Lukas Blecher writes:
I've started to develop an Add-on for Blender 2.8x that can be useful for rotoscoping or masking objects in clips. The masking is done with the help of the neural network SiamMask which tracks the object and finds a mask for it in every frame. The mask quality is not perfect but can be used as a staring point for the artist. The amount of controll points can be regulated through a few parameters. The source code is hosted on GitHub.
20 Comments
Wow! That looks great. Will this be further developed?
There still are features missing in comparison to the marker tracking in Blender that I might add in later on but I can't say for sure.
If you're talking about the neural network performance/mask quality, that is an active topic of research in machine learning. Maybe I'll upgrade the Add-on with a better network in the future. But for now that's where the Add-on will stay.
What training data is used? Is recorded any where?
The network was trained on the VOT Dataset (http://www.votchallenge.net/). There are also weights available that were trained on the DAVIS dataset (https://davischallenge.org/). You may want to check out the repository of SiamMask (https://github.com/foolwood/SiamMask) for additional information
Excellent thanks for that, I want to have a look at them myself for another project I have in mind.
This is potentially very interesting. Also a line tracking (surface tracking of drawn line) tool would be very interesting for applying textures to 2D animation in the style of Netflix KLAUS.
Will this be free?
Yes, it's open source. You can just download it from GitHub: https://github.com/lukas-blecher/AutoMask
Will the final version be free? If so thanks a ton.
Also, how do I go about downloading and installing it? Just download the project root and, making sure it is zipped, import it into Blender like any other addon?
It's all here in the README: https://github.com/lukas-blecher/AutoMask
You have to install a few dependencies for python.
And yes all of this is free to download as of now
Simply awesome my friend!!
Love this concept. I look forward to it being developed further
WOW this is a freakn outstanding start.
I can't help but think you would be better off using Grease Pencil for this instead of bezier curves.
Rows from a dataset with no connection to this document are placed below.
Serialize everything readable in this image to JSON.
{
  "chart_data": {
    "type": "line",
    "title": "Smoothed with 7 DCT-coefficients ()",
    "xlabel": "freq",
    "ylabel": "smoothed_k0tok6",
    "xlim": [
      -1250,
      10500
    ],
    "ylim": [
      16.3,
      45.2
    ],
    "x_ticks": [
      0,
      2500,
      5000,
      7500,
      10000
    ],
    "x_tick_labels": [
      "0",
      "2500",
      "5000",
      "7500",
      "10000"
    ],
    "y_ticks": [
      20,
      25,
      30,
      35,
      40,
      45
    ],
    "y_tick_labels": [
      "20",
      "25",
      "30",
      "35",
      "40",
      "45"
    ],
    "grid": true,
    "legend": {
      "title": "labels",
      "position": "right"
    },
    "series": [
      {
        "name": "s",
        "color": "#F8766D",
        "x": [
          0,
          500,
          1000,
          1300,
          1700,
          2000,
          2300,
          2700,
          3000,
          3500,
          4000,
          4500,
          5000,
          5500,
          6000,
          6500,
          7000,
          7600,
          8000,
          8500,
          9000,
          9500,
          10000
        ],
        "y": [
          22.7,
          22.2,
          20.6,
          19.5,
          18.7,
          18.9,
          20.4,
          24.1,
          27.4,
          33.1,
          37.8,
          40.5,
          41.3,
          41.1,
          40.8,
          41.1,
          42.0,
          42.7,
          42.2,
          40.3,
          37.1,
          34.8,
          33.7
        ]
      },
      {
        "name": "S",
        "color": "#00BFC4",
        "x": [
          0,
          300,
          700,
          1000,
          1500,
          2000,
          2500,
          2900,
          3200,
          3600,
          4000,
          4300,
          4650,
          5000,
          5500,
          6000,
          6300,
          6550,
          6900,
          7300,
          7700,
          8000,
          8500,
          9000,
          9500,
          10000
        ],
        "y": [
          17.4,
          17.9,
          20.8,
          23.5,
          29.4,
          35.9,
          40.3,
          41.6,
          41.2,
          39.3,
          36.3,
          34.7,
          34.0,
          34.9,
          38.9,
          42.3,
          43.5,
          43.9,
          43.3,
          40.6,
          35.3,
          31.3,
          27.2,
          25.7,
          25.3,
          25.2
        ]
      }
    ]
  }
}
GP enables the shape's ability to change every frame offering a higher level of refinement, whereas bezier curves have always been clumsy.
The one thing that would be missing here would be the ability to feather the shapes for motion blur.
Feathering shapes could be possible through using the grease pencil sculpt tools by:
1.duplicating the grease pencil object (no a fan)
2.duplicating the layer and then sculpting the offset with a blur filter
3. Code it straight into grease using the above current code solutions
Bloody hell that is some seriously exciting work,
I will make a YouTube clip demonstrating what I wrote about for you. With your abilities, you will definitely be able to take it to the next level I'm sure of it.
Super exciting working for the industry. Amazing
Here is a video explaining what I was talking about:
https://www.youtube.com/watch?v=msgknlaMJgA&list=PL-zg5csjHY0goZ5b3puiJsPFXb15w8APo&index=2&t=0s
Thank you very much for the input. I didn't know about this option when I started the project. From what I understand it would have saved me some trouble but I won't go back and change it for now.
You might be right that the Bézier curves are computationally more demanding but they do approach the actual pixel mask by the neural network very nicely. Especially if the three controllable parameters are dialed down a bit. That results in more mask points and in return a better fit of the mask. For the demonstration I didn't want too many control points on screen.
I believe the bottleneck here is the neural network.
I hope I didn't miss your point
It will be interesting to see if someone picks up the torch and carries it from here. Thank for sharing.
Awsome!!!!
Can I ask about the changes that has to be done in the automask.py file? I'm having trouble about installing the add-on.
Same here. Did you find out how to do it?
Sorry guys, I'm not checking these comments regularly. If you have troubles please open an issue in the GitHub repo.
However, I'm currently quite busy but I'll see if I can help you.